Der Verzicht des Papstes, unzweideutig zugunsten der Einheit von Kirchengliedschaft und Sakramenten- und zumal Eucharistieempfang zu entscheiden, um stattdessen die Konfliktdynamiken auf lokalkirchlicher Ebene sich selbst zu überlassen, ist nach meinem Dafürhalten massiv verantwortungslos. Die Dogmatische Konstitution „Pastor aeternus“ des Ersten Vatikanums hebt im Rahmen der Definition des Dogmas vom Jurisdiktionsprimat des Römischen Pontifex (ibd. cap.3) ausdrücklich die Möglichkeit hervor, in allen die Kompetenz der Kirche betreffenden Angelegenheiten an das Urteil des Papstes zu appellieren: DS 3063. Wenn solche Fragen doktrinale und erstrangige pastorale Implikationen haben, so besagt dies im Gegenzug doch ganz offenkundig die Pflicht des Römischen Pontifex, klar und unzweideutig für die Sache von Glaube und Recht Partei zu ergreifen, zumal wenn die nächste Gefahr besteht, dass die Gläubigen irregeleitet werden.
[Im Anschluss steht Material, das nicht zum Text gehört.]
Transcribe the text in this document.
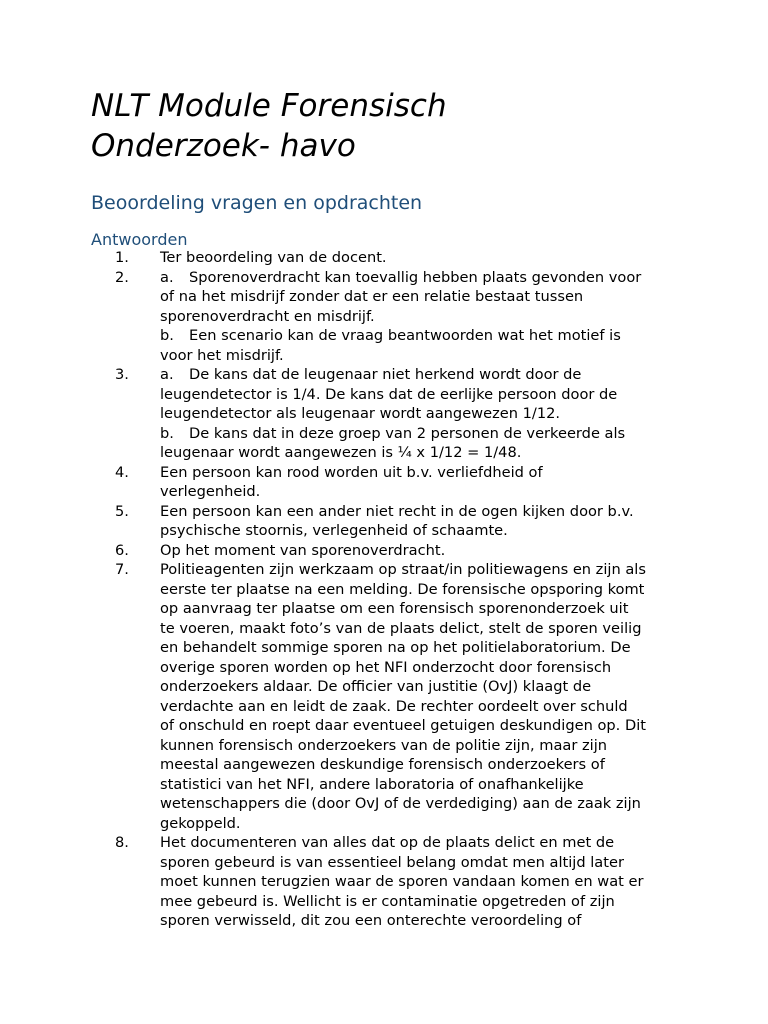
NLT Module Forensisch
Onderzoek- havo
Beoordeling vragen en opdrachten
Antwoorden
1. Ter beoordeling van de docent.
2. a. Sporenoverdracht kan toevallig hebben plaats gevonden voor
of na het misdrijf zonder dat er een relatie bestaat tussen
sporenoverdracht en misdrijf.
b. Een scenario kan de vraag beantwoorden wat het motief is
voor het misdrijf.
3. a. De kans dat de leugenaar niet herkend wordt door de
leugendetector is 1/4. De kans dat de eerlijke persoon door de
leugendetector als leugenaar wordt aangewezen 1/12.
b. De kans dat in deze groep van 2 personen de verkeerde als
leugenaar wordt aangewezen is ¼ x 1/12 = 1/48.
4. Een persoon kan rood worden uit b.v. verliefdheid of
verlegenheid.
5. Een persoon kan een ander niet recht in de ogen kijken door b.v.
psychische stoornis, verlegenheid of schaamte.
6. Op het moment van sporenoverdracht.
7. Politieagenten zijn werkzaam op straat/in politiewagens en zijn als
eerste ter plaatse na een melding. De forensische opsporing komt
op aanvraag ter plaatse om een forensisch sporenonderzoek uit
te voeren, maakt foto’s van de plaats delict, stelt de sporen veilig
en behandelt sommige sporen na op het politielaboratorium. De
overige sporen worden op het NFI onderzocht door forensisch
onderzoekers aldaar. De officier van justitie (OvJ) klaagt de
verdachte aan en leidt de zaak. De rechter oordeelt over schuld
of onschuld en roept daar eventueel getuigen deskundigen op. Dit
kunnen forensisch onderzoekers van de politie zijn, maar zijn
meestal aangewezen deskundige forensisch onderzoekers of
statistici van het NFI, andere laboratoria of onafhankelijke
wetenschappers die (door OvJ of de verdediging) aan de zaak zijn
gekoppeld.
8. Het documenteren van alles dat op de plaats delict en met de
sporen gebeurd is van essentieel belang omdat men altijd later
moet kunnen terugzien waar de sporen vandaan komen en wat er
mee gebeurd is. Wellicht is er contaminatie opgetreden of zijn
sporen verwisseld, dit zou een onterechte veroordeling of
„Amoris laetitia“ – „Gaudete et exsultate“ – die jüngste Direktive an die deutschen Bischöfe: drei aus einer Reihe von Äußerungen und Maßnahmen, die den Eindruck erwecken, dass Papst Franziskus eine Abneigung dagegen hat, den theoretischen und praktischen Anforderungen des Katholisch-Seins dort, wo sie einschneidend auf den Leib rücken, Nachdruck zu verleihen, ja sogar die starke Neigung, dieses Anforderungsprofil zu paralysieren. Es braucht dies im Einzelnen nicht mehr dargelegt zu werden: „Der Leser begreife“. Stattdessen wird den Zentrifugalkräften vor Ort freier Lauf gelassen, mit der weiteren Wirkung, dass die treu Katholischen immer mehr marginalisiert werden. Und wer die Treue anmahnt, der läuft Gefahr, als selbstgerechter Gesetzeslehrer mit irregeleiteter Spiritualität verunglimpft zu werden.
So geht es nicht weiter! Ich danke daher den Kardinälen Müller (Rom) und Eijk (Utrecht), dass sie deutliche Worte gefunden haben. Und so möchte ich meinerseits alle Kardinäle und Bischöfe, die diese gefährlichen Tendenzen des Bergoglio-Pontifikates sehen und bedauern, ganz, ganz herzlich und demütig bitten, endlich öffentlich klar Stellung gegen diese unselige ratio agendi von Papst Franziskus zu beziehen. Markieren die Wortmeldungen der genannten Kardinäle die innere Dramatik nicht deutlich genug? „Usque quo?“ oder: Möchten wir irgendwann aufwachen und merken, dass wir via Schlafwagen in der Endstation Apostasie angekommen sind?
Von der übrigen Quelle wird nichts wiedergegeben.